Acceleration Plan in practice: “By using simulation data you test the ‘fairness’ of machine learning”.

Education data zone

Machine learning is increasingly being used to make predictions. But is this done in an ethical way? MSc student Michelle Otten used the simulation dataset to test this: “There are many risks of unconscious discrimination”.

For her thesis, Michelle Otten investigated existing models within machine learning in combination with ethics. “I focused specifically on predicting student success. For example, educational institutions can use machine learning to improve the quality of their teaching and provide timely assistance or extra challenges where needed. Using a simulation dataset, I wanted to test whether established models work ethically and fairly to ensure equal opportunities.”

Naam: Michelle Otten (25)
Functie: MSc Student Business Analytics & Management at the Erasmus University Rotterdam (EUR)
Favoriete YouTube-kanaal: ‘Impact Theory’, in which Tom Bilyeu interviews many experts on psychology, health, relationships and achieving your ambitions
If I were Minister of Education, Culture and Science (OCW) tomorrow, the first thing I would do would be: to reverse the abolition of study financing, so that everyone has the opportunity to continue studying without worry.

Machine learning

Michelle explains: “Machine learning is a form of artificial intelligence. Based on existing data, it predicts future data by finding patterns in data and reproducing them. This gives reasonably reliable and strong predictions, but a model cannot just be used in every situation. Because of the complicated algorithms, errors can creep in unintentionally.

"Sometimes specific population groups are disadvantaged by unintentional errors."

Sensitive variables

Equal opportunities are determined by the standards in the Discrimination Act. “The challenge mainly lies in the conscious or unconscious use of variables that can potentially lead to discrimination.
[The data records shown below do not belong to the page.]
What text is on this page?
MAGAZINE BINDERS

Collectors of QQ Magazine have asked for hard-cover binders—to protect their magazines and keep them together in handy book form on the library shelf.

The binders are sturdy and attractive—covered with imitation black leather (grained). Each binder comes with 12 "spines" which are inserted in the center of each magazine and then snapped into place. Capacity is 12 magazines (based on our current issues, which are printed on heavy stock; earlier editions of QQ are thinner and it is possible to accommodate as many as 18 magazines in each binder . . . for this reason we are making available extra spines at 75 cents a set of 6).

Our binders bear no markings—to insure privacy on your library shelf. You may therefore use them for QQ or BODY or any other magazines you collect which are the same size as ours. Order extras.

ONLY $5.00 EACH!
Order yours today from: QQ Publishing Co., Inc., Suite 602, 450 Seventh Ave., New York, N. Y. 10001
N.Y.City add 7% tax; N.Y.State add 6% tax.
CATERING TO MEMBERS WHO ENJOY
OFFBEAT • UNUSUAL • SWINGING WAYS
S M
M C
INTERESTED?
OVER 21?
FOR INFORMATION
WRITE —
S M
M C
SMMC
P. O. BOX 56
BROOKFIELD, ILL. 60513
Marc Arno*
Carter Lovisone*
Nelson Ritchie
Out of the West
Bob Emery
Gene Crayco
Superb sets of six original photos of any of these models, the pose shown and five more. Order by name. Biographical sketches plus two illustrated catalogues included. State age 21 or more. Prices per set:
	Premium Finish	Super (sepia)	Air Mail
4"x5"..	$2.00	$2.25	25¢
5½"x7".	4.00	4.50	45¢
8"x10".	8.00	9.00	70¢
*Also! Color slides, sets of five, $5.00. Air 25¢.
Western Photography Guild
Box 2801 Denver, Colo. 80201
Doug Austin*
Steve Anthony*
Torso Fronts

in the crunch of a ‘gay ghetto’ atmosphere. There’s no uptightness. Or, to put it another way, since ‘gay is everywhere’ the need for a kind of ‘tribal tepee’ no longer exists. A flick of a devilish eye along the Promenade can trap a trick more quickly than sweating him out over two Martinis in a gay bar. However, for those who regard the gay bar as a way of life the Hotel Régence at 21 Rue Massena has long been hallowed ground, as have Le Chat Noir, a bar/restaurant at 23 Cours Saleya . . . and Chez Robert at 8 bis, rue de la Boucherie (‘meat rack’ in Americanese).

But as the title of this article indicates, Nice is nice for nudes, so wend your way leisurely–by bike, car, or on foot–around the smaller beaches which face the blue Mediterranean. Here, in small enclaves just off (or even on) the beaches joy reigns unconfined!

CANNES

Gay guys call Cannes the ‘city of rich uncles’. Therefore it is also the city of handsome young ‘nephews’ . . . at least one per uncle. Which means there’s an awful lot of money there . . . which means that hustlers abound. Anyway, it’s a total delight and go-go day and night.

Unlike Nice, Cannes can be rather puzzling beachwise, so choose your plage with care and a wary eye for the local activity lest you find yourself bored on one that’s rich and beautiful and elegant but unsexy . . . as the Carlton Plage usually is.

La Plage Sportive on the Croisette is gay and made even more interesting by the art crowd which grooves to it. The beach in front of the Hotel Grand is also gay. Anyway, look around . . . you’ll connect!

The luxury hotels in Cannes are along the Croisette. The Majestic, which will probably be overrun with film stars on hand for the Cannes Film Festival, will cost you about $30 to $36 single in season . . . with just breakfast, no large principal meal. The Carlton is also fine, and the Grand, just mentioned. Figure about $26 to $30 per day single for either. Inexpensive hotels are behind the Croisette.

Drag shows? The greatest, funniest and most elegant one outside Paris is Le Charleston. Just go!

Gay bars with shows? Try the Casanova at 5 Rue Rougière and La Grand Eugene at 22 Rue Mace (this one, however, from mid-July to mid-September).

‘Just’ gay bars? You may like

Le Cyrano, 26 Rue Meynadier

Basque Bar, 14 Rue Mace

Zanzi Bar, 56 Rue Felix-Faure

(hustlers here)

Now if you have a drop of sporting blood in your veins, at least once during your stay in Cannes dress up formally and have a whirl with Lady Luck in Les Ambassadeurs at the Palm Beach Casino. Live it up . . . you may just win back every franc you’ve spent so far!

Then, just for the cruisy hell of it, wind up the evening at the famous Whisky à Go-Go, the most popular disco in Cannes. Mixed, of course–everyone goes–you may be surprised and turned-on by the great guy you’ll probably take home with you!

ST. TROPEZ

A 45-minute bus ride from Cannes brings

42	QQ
In the Dutch AVG legislation, these are called ‘sensitive variables’, such as gender, political affiliation or socio-economic background. Research also takes ‘proxy variables’ into account. These are variables that have a high correlation with variables that can lead to discrimination. So the variables appear neutral, but in fact they are not.”

"In order to assess whether a model leads to discrimination in practice, you have to look very specifically at the purpose."

Michelle explains: “It is not that you cannot use these sensitive variables to make predictions, but you have to be careful in which situation you use them. This remains a subjective consideration. The most important thing is to look at the purpose for which you are using the variables.”

Simulated data

In order to test existing models for ethical risks, Michelle created two use cases: “I created two models that use (exam) grades to shape admission criteria on the one hand and to identify which students might be underperforming on the other.” However, the current AVG legislation makes it difficult for educational institutions to release or share the required data with external parties such as Michelle.

"Thanks to the simulation dataset, I suddenly had access to data on over 20,000 simulated students".

“On the advice of my thesis supervisor, I therefore used the simulation dataset. This was created by Erasmus University, VU Amsterdam and the Safe and reliable use of education data zone., and has around 2.2 million observations of over 20,000 simulated students. This means that on the basis of real student data a fictitious dataset has been created in which the same correlations apply. In this way, the data cannot be traced back to existing students and my results can also be made public.”

Ethical implications

Michelle is the first external researcher to use the simulation dataset. She was in contact with Dominique van Deursen from the EUR for this: “Dominique helped me understand the dataset, use it properly and describe it in my research. I have discovered a number of small errors that are being addressed, for example multiple genders were assigned to a student number. My recommendation is to reproduce my research with real data to validate the results.”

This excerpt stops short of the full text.